Prologue


December 1194


The morning was ravaged by the sound of axe on tree and the crackle of flames as branches were hacked off and burned. A dozen men were slowly but surely pushing back the forest edge from the strips of cultivated land that lay on the valley slopes around the village of Afton, a few miles from Totnes. Already this month, in spite of interruptions caused by angry disputes with men from Loventor, the next village beyond the trees, they had advanced the new ground won from the woods by a dozen acres.

Alward, the Saxon reeve from Afton, was walking around the ash-strewn ground, counting the trees felled that week. He recorded them by notches cut with his dagger on a tally stick to show to the bailiff of his lord, Henry de la Pomeroy, who would inevitably complain about the amount of work done, whatever new area they had managed to add to his manor. Alward was well aware that they were on disputed land and that, with every tree dropped, they were getting deeper into the property claimed by Sir William Fitzhamon, who included the tiny hamlet of Loventor within his honour.
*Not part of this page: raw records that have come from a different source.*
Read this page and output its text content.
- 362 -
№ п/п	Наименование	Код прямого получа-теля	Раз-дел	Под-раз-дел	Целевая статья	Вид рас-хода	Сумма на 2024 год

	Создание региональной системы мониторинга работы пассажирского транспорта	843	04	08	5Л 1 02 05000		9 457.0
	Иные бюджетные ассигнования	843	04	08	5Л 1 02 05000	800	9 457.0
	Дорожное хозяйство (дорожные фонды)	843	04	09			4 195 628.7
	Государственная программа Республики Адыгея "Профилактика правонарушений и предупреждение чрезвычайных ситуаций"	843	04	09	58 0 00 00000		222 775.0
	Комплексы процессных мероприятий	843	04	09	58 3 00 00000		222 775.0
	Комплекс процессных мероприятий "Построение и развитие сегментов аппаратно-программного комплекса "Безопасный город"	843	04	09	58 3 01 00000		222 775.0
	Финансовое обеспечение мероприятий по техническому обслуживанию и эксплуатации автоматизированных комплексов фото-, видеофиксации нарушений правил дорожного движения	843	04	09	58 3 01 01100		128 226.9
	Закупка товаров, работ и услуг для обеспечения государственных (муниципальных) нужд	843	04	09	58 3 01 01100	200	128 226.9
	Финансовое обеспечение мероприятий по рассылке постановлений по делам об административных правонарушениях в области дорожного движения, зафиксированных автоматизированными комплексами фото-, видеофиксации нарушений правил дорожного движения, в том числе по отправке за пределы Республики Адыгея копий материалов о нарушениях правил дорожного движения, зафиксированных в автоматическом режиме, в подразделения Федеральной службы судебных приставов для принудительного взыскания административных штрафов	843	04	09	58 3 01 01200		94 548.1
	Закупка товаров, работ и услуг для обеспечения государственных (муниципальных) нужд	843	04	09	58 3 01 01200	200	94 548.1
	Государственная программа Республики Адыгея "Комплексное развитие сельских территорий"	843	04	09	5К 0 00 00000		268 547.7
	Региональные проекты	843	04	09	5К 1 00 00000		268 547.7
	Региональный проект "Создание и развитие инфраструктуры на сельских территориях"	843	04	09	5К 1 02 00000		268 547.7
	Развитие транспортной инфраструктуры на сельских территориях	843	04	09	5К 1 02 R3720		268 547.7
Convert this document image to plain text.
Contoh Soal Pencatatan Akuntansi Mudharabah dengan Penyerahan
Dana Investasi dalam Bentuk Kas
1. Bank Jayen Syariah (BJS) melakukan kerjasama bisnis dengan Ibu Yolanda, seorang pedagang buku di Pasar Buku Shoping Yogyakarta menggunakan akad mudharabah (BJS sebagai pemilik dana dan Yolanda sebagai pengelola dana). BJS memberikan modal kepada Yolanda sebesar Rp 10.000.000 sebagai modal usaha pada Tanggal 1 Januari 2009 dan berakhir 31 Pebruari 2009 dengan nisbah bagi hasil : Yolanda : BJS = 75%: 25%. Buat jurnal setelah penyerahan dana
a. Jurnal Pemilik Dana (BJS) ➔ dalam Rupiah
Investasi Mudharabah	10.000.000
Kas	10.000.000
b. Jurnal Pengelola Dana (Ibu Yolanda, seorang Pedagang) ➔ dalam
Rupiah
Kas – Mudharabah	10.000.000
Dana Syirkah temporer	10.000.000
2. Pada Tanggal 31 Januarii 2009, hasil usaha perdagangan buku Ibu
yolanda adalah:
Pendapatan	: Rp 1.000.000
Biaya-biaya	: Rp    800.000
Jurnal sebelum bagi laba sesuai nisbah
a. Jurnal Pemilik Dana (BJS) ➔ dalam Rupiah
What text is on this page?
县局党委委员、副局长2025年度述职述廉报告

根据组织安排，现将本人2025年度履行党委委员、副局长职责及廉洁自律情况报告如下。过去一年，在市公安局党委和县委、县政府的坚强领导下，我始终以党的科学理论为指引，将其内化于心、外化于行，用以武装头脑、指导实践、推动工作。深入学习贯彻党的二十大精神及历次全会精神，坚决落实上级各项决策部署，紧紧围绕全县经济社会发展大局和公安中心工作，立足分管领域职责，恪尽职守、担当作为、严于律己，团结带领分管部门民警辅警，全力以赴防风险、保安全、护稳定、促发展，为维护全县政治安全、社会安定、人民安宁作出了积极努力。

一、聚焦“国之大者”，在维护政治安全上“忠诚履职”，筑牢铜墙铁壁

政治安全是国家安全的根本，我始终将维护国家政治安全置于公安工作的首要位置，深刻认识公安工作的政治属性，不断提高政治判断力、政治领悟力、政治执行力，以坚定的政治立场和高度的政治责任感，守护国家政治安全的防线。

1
He disliked having to argue with the men from Loventor. When they had come to shout abuse at his team for trespassing the week before, it had come to blows: he had suffered a cut head and one of his men was knocked out during the scuffle. Following this, the bailiff had sent a couple of men-at-arms to escort the felling team, but after two days of peace, they were sent back to Berry Castle, the Pomeroy stronghold high on a ridge a mile away.

But that had proved to be the quiet before the storm. Today they had been at work for barely two hours when suddenly, from out of the trees opposite, came a yelling horde of men, waving cudgels and staves. Some of the Afton men immediately dropped their tools and ran downhill towards the village, which was visible in the distance. Others held their ground, encouraged by Alward, who tried to halt the attackers by shouting and waving his arms. The next moment a ragged figure felled him with a blow on the shoulder from a staff and another wild-looking peasant began kicking him. Similar scenes took place all over the despoiled area, with hand-to-hand fights going on amid yelling and curses.

Before long the rout was over – half the Afton men had fled and the rest were on the ground, nursing sore heads and bruised ribs, though no one was seriously hurt. Alward sat up painfully and saw that the raiders were now ignoring his men and collecting up all their tools. Within minutes, every axe and cleaver had vanished along with the marauders, who melted back into the forest as suddenly as they had appeared.

The reeve climbed to his feet, realising that, without their tools, there could be no more work that day – and that the bailiff and Lord Henry must be informed without delay. The message he must take to them was plain: this nibbling away at Fitzhamon’s land was no longer going to be easy.